In a statement, ERCOT added it "had additional tools left to deploy should additional generation be needed." ERCOT did not enter emergency levels.

"So I don't think the takeaway for anybody from this should be like, oh, it was really cold. The power didn't go out, everything's fixed," said Lewin.

While there was enough supply, we’re learning demand for power shattered expectations to the tune of 13,000 extra megawatts statewide on Friday, raising concerns about ERCOT’s ability to accurately predict how much power will be needed during winter weather.

"That’s a huge miss," said Lewin.

Aside from that, ERCOT quietly sent a letter to Energy Secretary Jennifer Granholm Friday, asking for an exemption to pollution limits for power generators.

In that letter, ERCOT asked the federal government to acknowledge that "an electric reliability emergency exists within the state of Texas," noting "11,000 MW of thermal… 4,000 MW of wind… and 1,700 MW of solar units are currently outaged…due to [weather] conditions."

"That's a lot. It's not nearly as much as Uri but it's more than what ERCOT expects in their seasonal assessment," said Lewin.

In the letter, ERCOT told the feds that because those plants went down, "it is possible that ERCOT may need to curtail some amount of firm load [Friday] evening, [Saturday] morning, or possibly [Saturday] evening or Sunday morning, in order to maintain the security of the ERCOT system."

"That is industry jargon for 'there's significant risk of outages right now,'" said Lewin.

Regarding the federal order, ERCOT said in a statement:

"ERCOT took precautionary measures by requesting from the Department of Energy that generating units within the ERCOT interconnection to operate up to their maximum generation output levels, if needed. The request would have allowed generators to promptly respond if conditions warranted.

The DOE Order was a tool to have at our ready should we need it, which we did not. ERCOT was never in emergency conditions and had tools to deploy ahead of even using the DOE Order. The Order could only be used if we were in emergency conditions, specifically EEA2 or 3."

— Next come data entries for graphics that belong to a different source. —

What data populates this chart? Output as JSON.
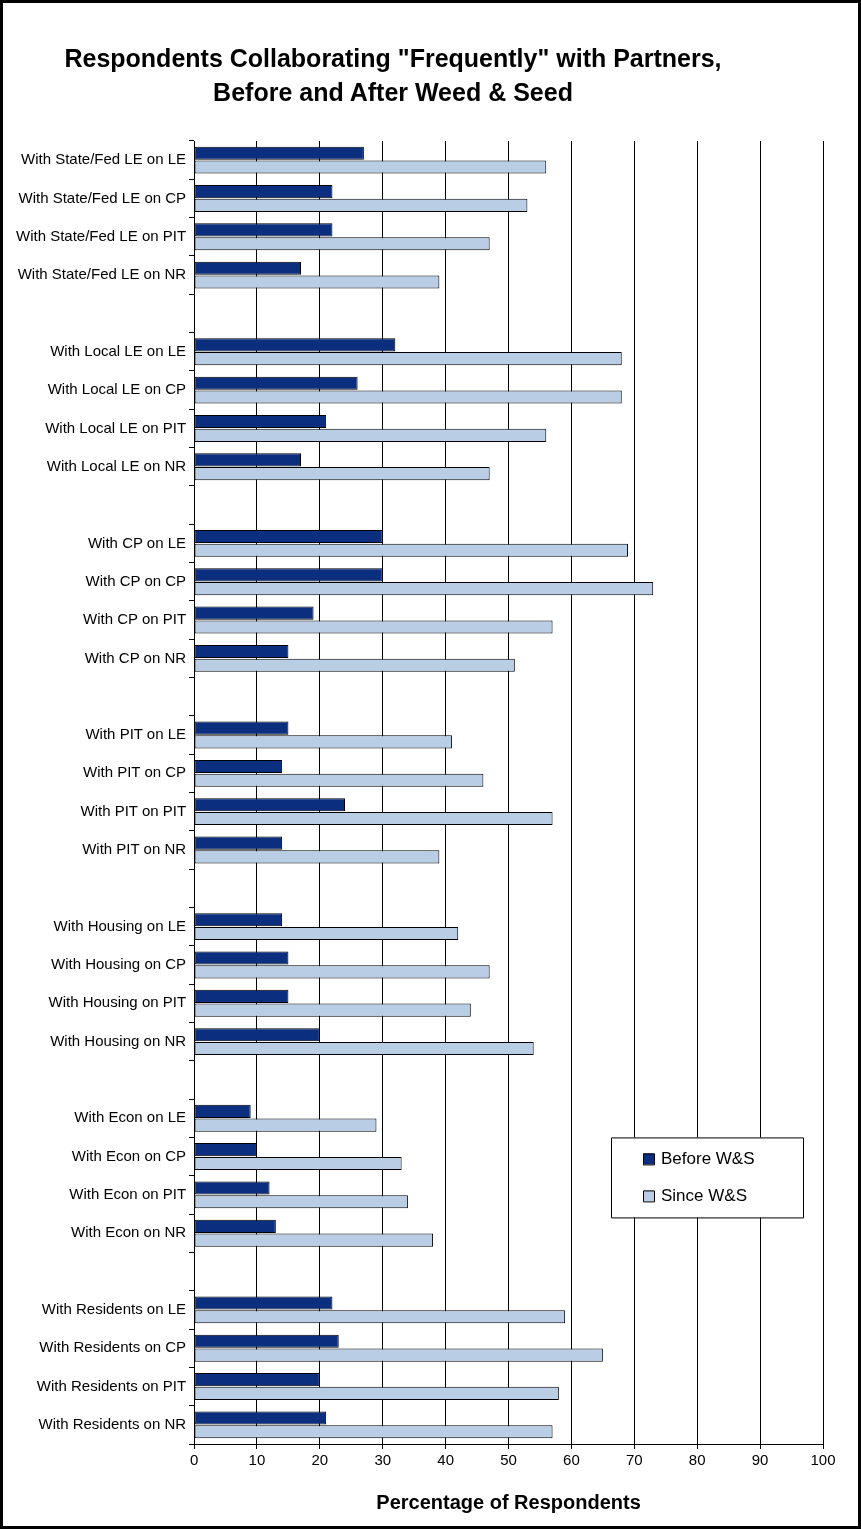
{
  "chart_data": {
    "type": "bar",
    "orientation": "horizontal",
    "title": "Respondents Collaborating \"Frequently\" with Partners, Before and After Weed & Seed",
    "xlabel": "Percentage of Respondents",
    "categories": [
      "With State/Fed LE on LE",
      "With State/Fed LE on CP",
      "With State/Fed LE on PIT",
      "With State/Fed LE on NR",
      null,
      "With Local LE on LE",
      "With Local LE on CP",
      "With Local LE on PIT",
      "With Local LE on NR",
      null,
      "With CP on LE",
      "With CP on CP",
      "With CP on PIT",
      "With CP on NR",
      null,
      "With PIT on LE",
      "With PIT on CP",
      "With PIT on PIT",
      "With PIT on NR",
      null,
      "With Housing on LE",
      "With Housing on CP",
      "With Housing on PIT",
      "With Housing on NR",
      null,
      "With Econ on LE",
      "With Econ on CP",
      "With Econ on PIT",
      "With Econ on NR",
      null,
      "With Residents on LE",
      "With Residents on CP",
      "With Residents on PIT",
      "With Residents on NR"
    ],
    "series": [
      {
        "name": "Before W&S",
        "color": "#0b2f7e",
        "values": [
          27,
          22,
          22,
          17,
          null,
          32,
          26,
          21,
          17,
          null,
          30,
          30,
          19,
          15,
          null,
          15,
          14,
          24,
          14,
          null,
          14,
          15,
          15,
          20,
          null,
          9,
          10,
          12,
          13,
          null,
          22,
          23,
          20,
          21
        ]
      },
      {
        "name": "Since W&S",
        "color": "#b9cde5",
        "values": [
          56,
          53,
          47,
          39,
          null,
          68,
          68,
          56,
          47,
          null,
          69,
          73,
          57,
          51,
          null,
          41,
          46,
          57,
          39,
          null,
          42,
          47,
          44,
          54,
          null,
          29,
          33,
          34,
          38,
          null,
          59,
          65,
          58,
          57
        ]
      }
    ],
    "xlim": [
      0,
      100
    ],
    "xticks": [
      0,
      10,
      20,
      30,
      40,
      50,
      60,
      70,
      80,
      90,
      100
    ],
    "grid": "x",
    "legend": "right"
  }
}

However, ERCOT’s statement did not address why Texans weren’t brought into the loop about the risk of outages.

"I think that is absolutely inexcusable," said Lewin. "I mean, they've got to keep in touch with people and explain what's going on."

Lewin says he believes communication needs to improve across the board, especially when it comes to the grid’s natural gas producers.

ERCOT declined FOX 7’s request for an on-camera interview.